Bu haftaki yazıya ben de bu “atölyeden” başlayarak gireyim. Çizenel’in atölyesini ilk ziyaret edişimizi yazayım:
Yakın Doğu Üniversitesi Güzel Sanatlar ve Tasarım Fakültesinin kuruluşundan sonra sürdürdüğümüz etkinlikler içinde kuşkusuz sanatçı/ustalarla paneller düzenlemek de önemli bir tanışma tartışma ortamı sunuyordu öncelikle öğrencilerimize ve sonra da sanat severlere. İşte bunlardan 13 Mart 2008’de gerçekleştirdiğimiz Plastik Sanatlar ile ilgili bir panelde; Yeditepe Üniversitesinden Prof. Zahit Büyükişleyen, Prof. Fevzi Karakoç, Yrd.Doç. Gürbüz Doğan Ekşioğlu ve Marmara Üniversitesinden Prof. Nilay Büyükişleyen vardı… Aynı gün panel sonrasında Zahit Büyükişleyen hocanın arzusu üzerine Emin Çizenel’in atölyesini Erdal Aygenç ve Raif Dimililer’i de ekibe alarak ziyaret ettik. Bir sanatçı için önemi ve mahremiyeti “özel” olan “atölye nedir” sorusunu başka bir yazıda yanıtlama hakkımı saklı tutarak… Yine de zorunlu olarak yazmam gerektiğine inandığım iki cümleyle: Sanat yolculuğunda biriktirdiği pek çok özel nesnenin varlığı ile dolu ortamda; düşüncenin çizgiden resme görselleştirilme aşamalarının ekolandığı duvarlarla çevrili çok özel bir mekan Çizenel’in bu atölyesi. Ancak ben; o resimler, heykeller, dosyalar, boyalar, fırçalar, kitap ve dergiler yanında o mumları unutmadım!

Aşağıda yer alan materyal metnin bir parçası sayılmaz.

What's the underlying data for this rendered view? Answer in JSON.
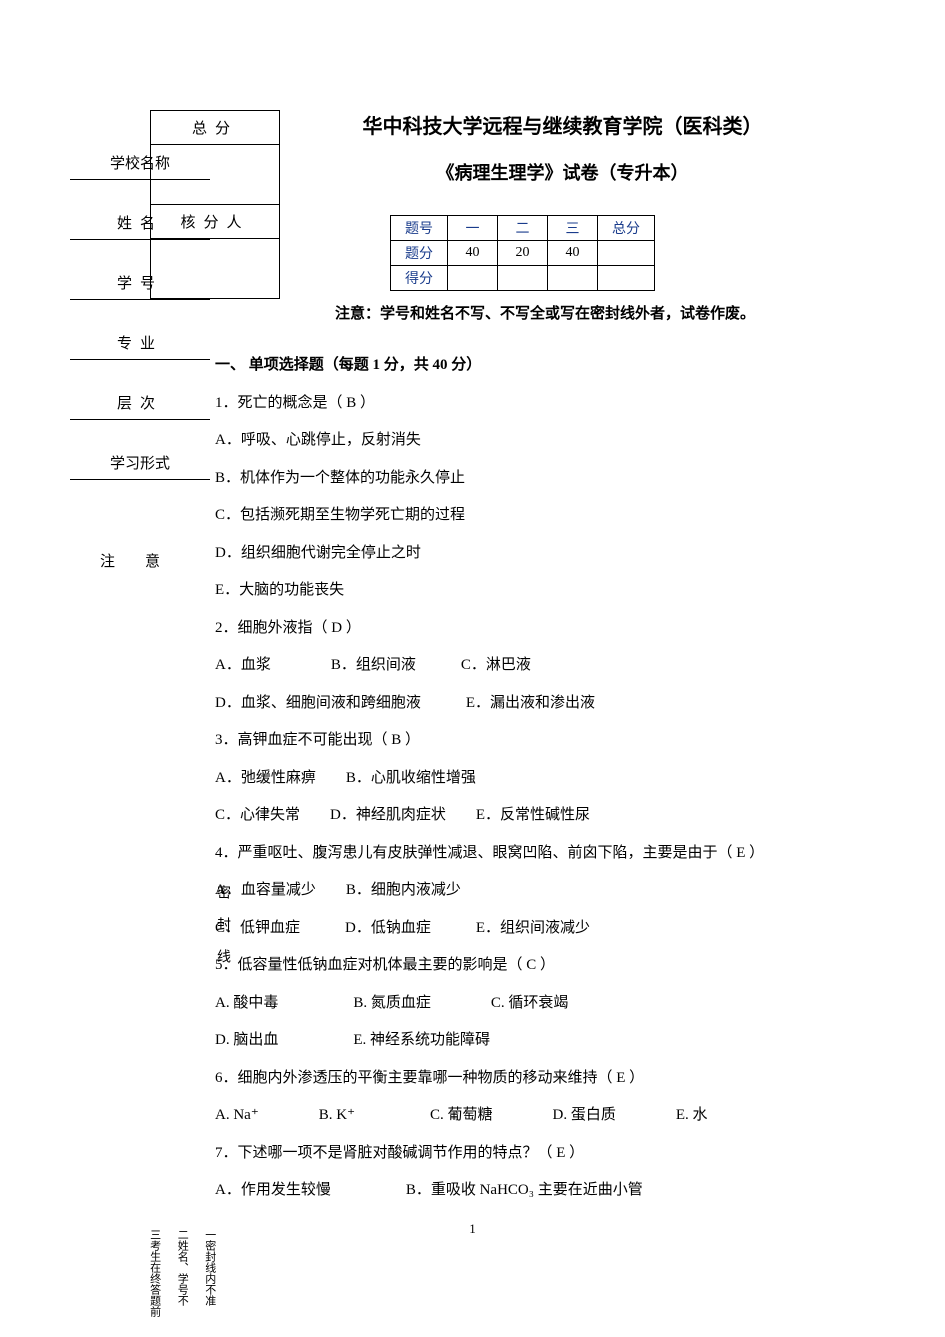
{
  "left": {
    "f1": "学校名称",
    "f2": "姓名",
    "f3": "学号",
    "f4": "专业",
    "f5": "层次",
    "f6": "学习形式",
    "notice": "注意"
  },
  "scorebox": {
    "r1": "总分",
    "r2": "核分人"
  },
  "title": "华中科技大学远程与继续教育学院（医科类）",
  "subtitle": "《病理生理学》试卷（专升本）",
  "qtable": {
    "h0": "题号",
    "h1": "一",
    "h2": "二",
    "h3": "三",
    "h4": "总分",
    "r1": "题分",
    "v1": "40",
    "v2": "20",
    "v3": "40",
    "r2": "得分"
  },
  "warn": "注意：学号和姓名不写、不写全或写在密封线外者，试卷作废。",
  "sec1": "一、 单项选择题（每题 1 分，共 40 分）",
  "q1": "1．死亡的概念是（ B ）",
  "q1a": "A．呼吸、心跳停止，反射消失",
  "q1b": "B．机体作为一个整体的功能永久停止",
  "q1c": "C．包括濒死期至生物学死亡期的过程",
  "q1d": "D．组织细胞代谢完全停止之时",
  "q1e": "E．大脑的功能丧失",
  "q2": "2．细胞外液指（ D ）",
  "q2row1": "A．血浆    B．组织间液   C．淋巴液",
  "q2row2": "D．血浆、细胞间液和跨细胞液   E．漏出液和渗出液",
  "q3": "3．高钾血症不可能出现（ B ）",
  "q3row1": "A．弛缓性麻痹  B．心肌收缩性增强",
  "q3row2": "C．心律失常  D．神经肌肉症状  E．反常性碱性尿",
  "q4": "4．严重呕吐、腹泻患儿有皮肤弹性减退、眼窝凹陷、前囟下陷，主要是由于（ E ）",
  "q4row1": "A．血容量减少  B．细胞内液减少",
  "q4row2": "C．低钾血症   D．低钠血症   E．组织间液减少",
  "q5": "5．低容量性低钠血症对机体最主要的影响是（ C ）",
  "q5row1": "A. 酸中毒     B. 氮质血症    C. 循环衰竭",
  "q5row2": "D. 脑出血     E. 神经系统功能障碍",
  "q6": "6．细胞内外渗透压的平衡主要靠哪一种物质的移动来维持（ E ）",
  "q6row": "A. Na⁺    B. K⁺     C. 葡萄糖    D. 蛋白质    E. 水",
  "q7": "7．下述哪一项不是肾脏对酸碱调节作用的特点？（ E ）",
  "q7row": "A．作用发生较慢     B．重吸收 NaHCO₃ 主要在近曲小管",
  "seal": "密封线",
  "pg": "1",
  "foot1": "三考生在终答题前",
  "foot2": "二姓名、学号不",
  "foot3": "一密封线内不准"
}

Sonrasında Emin Çizenel ile pek çok görüşmemiz ve konuşmamız oldu, ancak; benim için farklılık taşıyan yönü ile 27 Kasım 2013 tarihi, notlarım arasında öne çıkmaktadır. O tarihte Emin Çizenel “Yakından Sanat” TV programımın konuğu olmuştu. (Bu, okumakta olduğunuz “Yakından Sanat” köşesi/sayfası ile aynı günlerde ve aynı isimle kamuoyu önüne çıkmaya başlayan bana ait iki sanat paylaşım ortamımdır bunlar!)
İlk konuğum Anber Onar’dan sonraki ikinci programım olması nedeniyle ve özellikle bu konuk olma kısmını biraz açmam lazım. Çünkü; kamera, ışık, ses, koltuk, oturma şekli ve hele de zamanın kullanımı konusunda tam da acemiliğin ne olduğunun farkındalığı ile çektiğimiz bir program… İşin elbette “sohbet” için bilgi hazırlığı, soru sormadan konuğu ve konuyu açma kısmının da ne kadar emek, sabır ve sakinlik gerektirdiğini deneyimleyerek öğrendiğim, heyecanlı bir dönemdi o dönem…
Kuzey Kıbrıs Türk Cumhuriyetinde güncel sanatı bilen, takip eden uygulayan kim var denilince akla gelen ilk isimlerden biri veya kanımca ilk isim diyebileceğimiz Emin Çizenel’in geçen hafta, Aksak Ritim (Syncopated Rhythms) isimli yeni bir sergisi açıldı Argo Galeri'de.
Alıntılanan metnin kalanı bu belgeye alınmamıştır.